Папа денно и нощно крутится в больнице. Возвращается вконец измочаленным ― времени для распеваний арий и решений кроссвордов стало поменьше. А бывало как? Приходит, пузом кверху. "Огонек" в руки, потом ― за гитару. Репертуар у него, ты знаешь, древний, а о голосе лучше помолчим. Так что, нет худа без добра..."

В конце письма ― приписка, сделанная мужской рукой.

"Только что вернулся с охоты, ― писал Савин, ― факт, противоречащий обобщениям Татьяны Игнатьевны: как видишь, я не только вкалываю. Ночевал на берегу озера. Блеск! В облепиховом лесу ― костер, звезды, комарье, выкрики птиц, запах дыма и болотного сена. Утром собака замерла в классической позе, но в самый неподходящий момент в ней проснулись инстинкты обыкновенной дворняжки ― она залаяла надрывно, распугав за версту живность... Жаль, конечно... Но не оттого, что вернулся с пустыми руками ― оттого, что, к сожалению, в жизни очень много необратимого. Вспомнил тебя: ведь и ты некогда топала маленькими ножками в этих местах. Мама часто вспоминает дни эвакуации ― выходит, хожу я по вашим следам..." В постскриптуме ― пара коротких фраз, брошенных как бы невзначай, для меня: "Встретил одного субъекта и вспомнил беседу с тобой. Но об этом позже ― каждому овощу свой срок". Забегая вперед, скажу, что продолжения разговора с тестем об "одном субъекте" я так и не дождался. В последнем письме он попросил прислать сборник древней японской поэзии ― увлечение давнее Савина-отца.

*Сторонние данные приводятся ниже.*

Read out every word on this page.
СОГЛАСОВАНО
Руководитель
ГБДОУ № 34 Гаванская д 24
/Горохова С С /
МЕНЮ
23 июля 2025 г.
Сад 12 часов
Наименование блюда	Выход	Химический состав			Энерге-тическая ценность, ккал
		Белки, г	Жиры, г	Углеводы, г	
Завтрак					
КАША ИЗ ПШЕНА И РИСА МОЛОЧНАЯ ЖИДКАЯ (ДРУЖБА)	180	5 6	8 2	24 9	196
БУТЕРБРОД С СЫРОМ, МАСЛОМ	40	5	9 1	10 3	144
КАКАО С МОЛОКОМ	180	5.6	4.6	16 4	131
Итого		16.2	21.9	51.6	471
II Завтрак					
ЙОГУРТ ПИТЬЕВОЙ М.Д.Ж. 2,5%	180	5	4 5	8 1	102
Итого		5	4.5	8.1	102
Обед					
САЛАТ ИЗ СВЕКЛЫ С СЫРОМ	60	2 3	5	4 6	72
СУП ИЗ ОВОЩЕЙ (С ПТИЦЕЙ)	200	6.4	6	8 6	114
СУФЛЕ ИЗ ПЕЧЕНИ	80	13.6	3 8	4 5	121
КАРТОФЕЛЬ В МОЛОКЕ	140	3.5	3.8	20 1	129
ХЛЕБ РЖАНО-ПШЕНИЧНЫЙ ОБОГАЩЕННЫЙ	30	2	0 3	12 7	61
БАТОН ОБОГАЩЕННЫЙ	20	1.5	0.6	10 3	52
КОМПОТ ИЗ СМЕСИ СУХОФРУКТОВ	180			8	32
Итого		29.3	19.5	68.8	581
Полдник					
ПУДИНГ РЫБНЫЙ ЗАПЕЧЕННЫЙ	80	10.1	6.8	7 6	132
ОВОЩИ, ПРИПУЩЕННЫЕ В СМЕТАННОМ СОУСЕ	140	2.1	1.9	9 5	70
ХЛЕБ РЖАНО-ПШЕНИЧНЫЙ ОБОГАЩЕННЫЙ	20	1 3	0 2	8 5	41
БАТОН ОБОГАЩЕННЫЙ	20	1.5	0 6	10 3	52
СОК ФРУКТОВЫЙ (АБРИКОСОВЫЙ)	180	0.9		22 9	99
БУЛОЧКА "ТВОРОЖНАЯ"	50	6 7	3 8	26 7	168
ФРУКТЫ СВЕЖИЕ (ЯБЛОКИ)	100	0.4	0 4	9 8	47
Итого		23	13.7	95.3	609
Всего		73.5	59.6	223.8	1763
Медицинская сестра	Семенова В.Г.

И ни слова о "субъекте"... Но как ни удивительно, между тем и другим мне почудилась на миг некая связь (а может быть, намек?). Помнишь танк: "Некому больше делать дыры в бумаге окон..." Но об этом ― лучше при встрече с глазу на глаз... Я слушал письма Савиных и часто мысленно переносился в Карповку, но не в Карповку Савиных, а в мою, нашу с тобой, я думал о следе ― вечной зарубке, который оставила она во мне (и в тебе, разумеется), слушал и ловил себя на мысли, что почти все, о чем писали тесть и теща, мне знакомо и понятно ― надо ли говорить, как приятно было от этой ясности. Угадывался и подтекст в письме Савиных: добрая шутка, мол, от доброй жизни, что, мол, такие забавные дела возможны только тогда, когда все в порядке, ясно, что Савины, став карповчанами, еще туже завязали узел между мной и Лидой...

Лида положила письмо под бюстгальтер. И тогда я, подняв ее на руки, торжественно понес к берегу, дурачась, с воплем плюхнулся в воду... Помню ее мокрую, удрученную:

― Письмо! Письмо!

На поверхности воды действительно плавали письма Савиных. Секунду-другую спустя они в моих руках ― я виновато перебираю изрядно попорченные листки. Некоторые страницы покрыты большими фиолетовыми пятнами. Я разложил листочки на песок ― лежали они передо мною в ряд, один вслед другому, а я глядел на них, открывая для себя еще и еще новое. Письма тещи, написанные плотно, без помарок, несомненно переписаны с черновика. Они обращены к дочери. Мое имя упомянуто в конце, но всеми фибрами я чувствовал, что в действительности адресованы они обоим. Можно было даже видеть (не чудилось ли?) то, что предназначалось в ее письме мне и что Лиде: мне ― продуманность стиля и языка изложения (она-то, наверняка, знала о моих литературных увлечениях); ей ― понятные только близкому человеку семейные новости, шутливый тон письма. Савин писал размашистым неровным почерком. Строки с угловатыми буквами напоминали кардиограмму. Разумеется, не обошлось без кляксы ― лежала клякса в начале письма Савина пришибленным головастиком: Савин не утруждал себя правилами каллиграфии и чистописания.